I say ‘we’, I say ‘our’, but that isn’t quite right. I’m a halfway house, an architectural pastiche like the ones I used to dream up after my visits to Rome, Seville, Florence, after a summer reading Vitruvius, browsing Pevsner. I waver between a vita activa and vita contemplativa, not to mention a vita voluptatis – work, thought and lust, perhaps in equal measure. I live on slothful time which considers any plans an unbearable intrusion one’s on freedom, which holds desire as law; I live on horological time, the time of calendar appointments, of ‘workaholics’, the precondition for complex and coordinated activity, of Pomodoro timers and to-do lists; I live on literary time, moments of creativity, non-economic opportunities which have to be seized with utmost zeal, which demands the setting aside of plans, the suppression of temptation. Let no thought pass incognito, and keep your notebook as strictly as the authorities keep their tax-records.

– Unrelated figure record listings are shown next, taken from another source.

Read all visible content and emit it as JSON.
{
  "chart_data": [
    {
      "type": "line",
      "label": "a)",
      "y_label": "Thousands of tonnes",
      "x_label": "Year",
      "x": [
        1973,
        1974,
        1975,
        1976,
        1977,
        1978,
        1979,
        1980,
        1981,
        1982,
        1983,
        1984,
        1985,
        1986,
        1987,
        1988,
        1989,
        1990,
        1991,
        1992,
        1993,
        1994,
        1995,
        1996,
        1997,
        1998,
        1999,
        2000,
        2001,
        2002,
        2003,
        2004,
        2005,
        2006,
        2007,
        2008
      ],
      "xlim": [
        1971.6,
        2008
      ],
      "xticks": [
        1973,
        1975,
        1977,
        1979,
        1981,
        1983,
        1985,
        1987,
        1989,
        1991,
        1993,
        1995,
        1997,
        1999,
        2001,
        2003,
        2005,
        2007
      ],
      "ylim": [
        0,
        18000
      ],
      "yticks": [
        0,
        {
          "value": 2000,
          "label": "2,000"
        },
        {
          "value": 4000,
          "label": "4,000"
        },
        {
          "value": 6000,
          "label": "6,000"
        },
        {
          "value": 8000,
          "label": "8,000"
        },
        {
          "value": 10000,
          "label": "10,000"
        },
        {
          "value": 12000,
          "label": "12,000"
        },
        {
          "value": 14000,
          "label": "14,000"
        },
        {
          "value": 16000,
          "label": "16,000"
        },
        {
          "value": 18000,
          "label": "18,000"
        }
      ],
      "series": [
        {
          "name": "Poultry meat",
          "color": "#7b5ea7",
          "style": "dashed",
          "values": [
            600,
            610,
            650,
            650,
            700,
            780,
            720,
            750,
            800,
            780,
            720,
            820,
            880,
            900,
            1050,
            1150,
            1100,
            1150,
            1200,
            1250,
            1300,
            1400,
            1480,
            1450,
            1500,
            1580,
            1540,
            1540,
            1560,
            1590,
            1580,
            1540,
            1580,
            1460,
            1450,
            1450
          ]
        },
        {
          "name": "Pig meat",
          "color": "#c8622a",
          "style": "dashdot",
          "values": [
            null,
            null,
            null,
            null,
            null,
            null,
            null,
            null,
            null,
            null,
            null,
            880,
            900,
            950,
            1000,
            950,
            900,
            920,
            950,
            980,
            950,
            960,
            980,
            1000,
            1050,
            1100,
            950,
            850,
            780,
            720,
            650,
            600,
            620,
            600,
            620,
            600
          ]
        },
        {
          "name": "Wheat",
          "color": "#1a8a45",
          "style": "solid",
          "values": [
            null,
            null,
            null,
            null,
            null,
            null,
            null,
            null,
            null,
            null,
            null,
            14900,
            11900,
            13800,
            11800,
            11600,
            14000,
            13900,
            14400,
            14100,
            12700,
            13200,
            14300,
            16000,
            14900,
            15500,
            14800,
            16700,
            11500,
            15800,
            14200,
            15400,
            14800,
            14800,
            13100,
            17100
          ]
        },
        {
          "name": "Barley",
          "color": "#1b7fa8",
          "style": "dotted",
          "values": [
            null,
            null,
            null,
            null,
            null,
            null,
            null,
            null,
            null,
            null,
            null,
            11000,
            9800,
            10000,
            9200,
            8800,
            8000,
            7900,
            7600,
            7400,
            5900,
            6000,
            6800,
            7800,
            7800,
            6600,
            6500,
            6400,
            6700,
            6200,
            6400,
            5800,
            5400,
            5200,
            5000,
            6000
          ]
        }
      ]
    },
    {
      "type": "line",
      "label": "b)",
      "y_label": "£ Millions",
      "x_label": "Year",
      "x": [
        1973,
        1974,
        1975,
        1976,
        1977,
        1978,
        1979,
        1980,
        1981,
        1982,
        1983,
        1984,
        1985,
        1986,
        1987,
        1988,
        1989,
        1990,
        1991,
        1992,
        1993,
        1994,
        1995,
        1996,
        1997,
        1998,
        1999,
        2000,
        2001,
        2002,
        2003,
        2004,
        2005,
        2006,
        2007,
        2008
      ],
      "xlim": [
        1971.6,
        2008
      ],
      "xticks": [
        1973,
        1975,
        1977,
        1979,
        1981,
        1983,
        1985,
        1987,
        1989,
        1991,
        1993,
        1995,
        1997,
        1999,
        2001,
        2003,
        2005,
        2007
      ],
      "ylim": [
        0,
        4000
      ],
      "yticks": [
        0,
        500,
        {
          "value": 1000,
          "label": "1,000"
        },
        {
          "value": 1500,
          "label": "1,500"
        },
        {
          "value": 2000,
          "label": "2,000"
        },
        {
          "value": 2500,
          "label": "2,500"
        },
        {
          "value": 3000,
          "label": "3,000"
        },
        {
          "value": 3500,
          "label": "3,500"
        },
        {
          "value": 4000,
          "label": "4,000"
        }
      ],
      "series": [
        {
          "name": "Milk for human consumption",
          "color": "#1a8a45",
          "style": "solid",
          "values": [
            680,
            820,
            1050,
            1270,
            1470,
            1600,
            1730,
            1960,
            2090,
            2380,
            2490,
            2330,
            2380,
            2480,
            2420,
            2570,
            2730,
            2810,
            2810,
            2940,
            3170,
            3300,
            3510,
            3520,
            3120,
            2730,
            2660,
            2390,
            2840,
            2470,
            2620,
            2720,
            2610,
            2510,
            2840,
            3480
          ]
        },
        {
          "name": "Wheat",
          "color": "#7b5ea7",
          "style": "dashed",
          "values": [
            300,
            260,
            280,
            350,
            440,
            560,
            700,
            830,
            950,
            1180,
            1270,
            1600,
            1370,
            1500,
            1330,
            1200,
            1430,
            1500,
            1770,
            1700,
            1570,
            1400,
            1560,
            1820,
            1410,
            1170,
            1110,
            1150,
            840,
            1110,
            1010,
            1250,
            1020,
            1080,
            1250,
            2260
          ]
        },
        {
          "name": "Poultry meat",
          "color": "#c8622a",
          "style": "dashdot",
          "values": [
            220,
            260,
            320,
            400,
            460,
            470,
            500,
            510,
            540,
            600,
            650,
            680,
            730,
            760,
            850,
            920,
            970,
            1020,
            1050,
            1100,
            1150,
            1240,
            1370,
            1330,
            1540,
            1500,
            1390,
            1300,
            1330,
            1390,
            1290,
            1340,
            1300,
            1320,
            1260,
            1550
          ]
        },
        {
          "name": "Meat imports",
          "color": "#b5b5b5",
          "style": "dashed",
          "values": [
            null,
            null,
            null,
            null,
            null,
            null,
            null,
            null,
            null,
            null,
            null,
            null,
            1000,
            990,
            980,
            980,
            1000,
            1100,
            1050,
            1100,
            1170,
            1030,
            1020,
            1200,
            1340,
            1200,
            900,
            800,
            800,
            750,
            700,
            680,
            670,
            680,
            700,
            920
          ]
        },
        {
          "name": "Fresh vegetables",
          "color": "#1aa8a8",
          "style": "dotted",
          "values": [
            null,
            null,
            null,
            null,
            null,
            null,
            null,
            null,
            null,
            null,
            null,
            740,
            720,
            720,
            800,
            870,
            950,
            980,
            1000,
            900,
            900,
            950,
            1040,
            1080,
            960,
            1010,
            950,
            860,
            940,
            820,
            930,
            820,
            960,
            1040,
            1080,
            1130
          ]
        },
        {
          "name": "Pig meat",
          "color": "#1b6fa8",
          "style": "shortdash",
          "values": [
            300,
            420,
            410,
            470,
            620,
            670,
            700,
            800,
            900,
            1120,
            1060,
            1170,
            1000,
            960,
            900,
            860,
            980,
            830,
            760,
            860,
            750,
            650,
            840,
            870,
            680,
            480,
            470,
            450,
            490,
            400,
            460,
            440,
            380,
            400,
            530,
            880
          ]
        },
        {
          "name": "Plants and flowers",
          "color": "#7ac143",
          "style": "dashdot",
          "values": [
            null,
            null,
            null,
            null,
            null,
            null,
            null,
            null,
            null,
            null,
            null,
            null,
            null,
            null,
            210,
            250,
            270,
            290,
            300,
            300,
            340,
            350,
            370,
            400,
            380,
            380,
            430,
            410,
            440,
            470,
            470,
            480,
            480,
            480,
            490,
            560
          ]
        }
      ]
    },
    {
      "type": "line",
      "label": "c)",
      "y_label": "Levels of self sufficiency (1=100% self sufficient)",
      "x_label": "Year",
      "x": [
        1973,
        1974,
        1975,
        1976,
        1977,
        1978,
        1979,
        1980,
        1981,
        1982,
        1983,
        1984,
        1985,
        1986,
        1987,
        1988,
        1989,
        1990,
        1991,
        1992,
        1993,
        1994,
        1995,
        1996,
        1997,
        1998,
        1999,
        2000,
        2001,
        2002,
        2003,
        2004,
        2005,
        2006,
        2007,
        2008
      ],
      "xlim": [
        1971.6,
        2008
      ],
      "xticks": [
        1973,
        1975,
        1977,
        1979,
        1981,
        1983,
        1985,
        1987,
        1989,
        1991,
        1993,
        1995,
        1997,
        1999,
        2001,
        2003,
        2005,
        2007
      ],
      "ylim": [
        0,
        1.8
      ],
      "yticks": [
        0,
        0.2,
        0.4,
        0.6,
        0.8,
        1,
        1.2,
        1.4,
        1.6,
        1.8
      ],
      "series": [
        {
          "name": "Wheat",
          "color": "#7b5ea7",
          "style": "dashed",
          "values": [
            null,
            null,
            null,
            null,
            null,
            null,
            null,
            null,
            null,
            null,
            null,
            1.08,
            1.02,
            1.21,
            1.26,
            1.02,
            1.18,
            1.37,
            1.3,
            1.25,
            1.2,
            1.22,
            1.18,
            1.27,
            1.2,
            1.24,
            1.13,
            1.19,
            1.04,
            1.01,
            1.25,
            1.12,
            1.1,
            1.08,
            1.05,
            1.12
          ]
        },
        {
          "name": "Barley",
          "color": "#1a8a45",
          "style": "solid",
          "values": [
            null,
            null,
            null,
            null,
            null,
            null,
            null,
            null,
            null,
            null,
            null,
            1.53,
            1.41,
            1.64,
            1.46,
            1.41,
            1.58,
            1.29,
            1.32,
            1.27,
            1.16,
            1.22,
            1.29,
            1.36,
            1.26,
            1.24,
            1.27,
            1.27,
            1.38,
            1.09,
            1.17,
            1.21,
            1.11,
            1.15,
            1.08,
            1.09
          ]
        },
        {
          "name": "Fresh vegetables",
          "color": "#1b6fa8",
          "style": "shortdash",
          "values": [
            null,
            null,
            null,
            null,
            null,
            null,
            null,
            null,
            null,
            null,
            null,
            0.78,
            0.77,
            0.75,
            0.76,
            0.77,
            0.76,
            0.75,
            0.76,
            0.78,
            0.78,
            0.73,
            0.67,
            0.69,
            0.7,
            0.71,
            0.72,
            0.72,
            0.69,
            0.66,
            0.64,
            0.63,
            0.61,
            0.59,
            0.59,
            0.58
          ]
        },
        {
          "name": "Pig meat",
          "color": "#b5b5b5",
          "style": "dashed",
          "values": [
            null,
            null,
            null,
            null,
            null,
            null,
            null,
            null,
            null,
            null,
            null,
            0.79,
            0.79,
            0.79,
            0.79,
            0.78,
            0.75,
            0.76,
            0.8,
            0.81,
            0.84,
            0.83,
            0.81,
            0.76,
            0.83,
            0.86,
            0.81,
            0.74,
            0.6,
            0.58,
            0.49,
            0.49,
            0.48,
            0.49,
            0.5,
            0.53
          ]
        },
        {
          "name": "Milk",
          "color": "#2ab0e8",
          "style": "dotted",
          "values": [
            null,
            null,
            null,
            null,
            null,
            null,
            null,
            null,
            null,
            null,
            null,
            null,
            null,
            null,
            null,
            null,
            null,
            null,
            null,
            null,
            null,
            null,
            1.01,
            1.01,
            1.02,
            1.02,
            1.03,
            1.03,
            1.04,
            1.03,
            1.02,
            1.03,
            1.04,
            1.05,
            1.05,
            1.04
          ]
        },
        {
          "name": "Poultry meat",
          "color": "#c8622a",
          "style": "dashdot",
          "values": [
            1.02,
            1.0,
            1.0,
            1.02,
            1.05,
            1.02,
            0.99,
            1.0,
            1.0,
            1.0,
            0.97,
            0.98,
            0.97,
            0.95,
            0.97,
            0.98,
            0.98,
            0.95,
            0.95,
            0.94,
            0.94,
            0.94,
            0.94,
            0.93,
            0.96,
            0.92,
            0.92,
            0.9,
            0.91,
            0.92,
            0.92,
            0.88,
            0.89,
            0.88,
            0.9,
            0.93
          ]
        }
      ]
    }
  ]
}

Compromise is essential. There’s no literature worth reading that didn’t require some sacrifice of those other modalities of life. But perhaps we should heed Nietzsche’s call for us to become more Mediterranean, to step away from our desks and allow for spontaneity, for seizing and squeezing the potential from opportune moments, work smarter rather than harder, and avoid excesses, like a good Epicurean, yet make allowance for potlatch, for Bacchanalia, symposia, all the ancient festivals of immoderation? All decisive blows are struck left-handed.
The literary form most suited to such gay living writing thinking, as against Socratic endurance and endless questioning, unlike Faustian scholarly frustration, is not the aphorism, with its perfect juxtapositions, its highfalutin finality, nor the fragment, with its implication of a lost whole, but the diary, open-ended and at-hand, progressive rather than summative. Imagine the diary as a literary form in its own right, rather than as part of a Nachlass, a way for publishers to capitalise on an author’s death. Imagine loving its temporary forms, the variety of its occasions, its absence of plans and deadlines. Contrast it with journalism, with Johnsonian ‘periodic writing’, the intimacy of its voice. Consider its deferrals, procrastination as its modus operandi, its lack of distinction between work and notes for work. The further I’ve gone in ordering my life according to productive principles, the more my attention has been drawn to the vertices, the vanishing points, the obscure joints where woe and joy and personality accumulate in the course of an ordinary hour, a month, a year.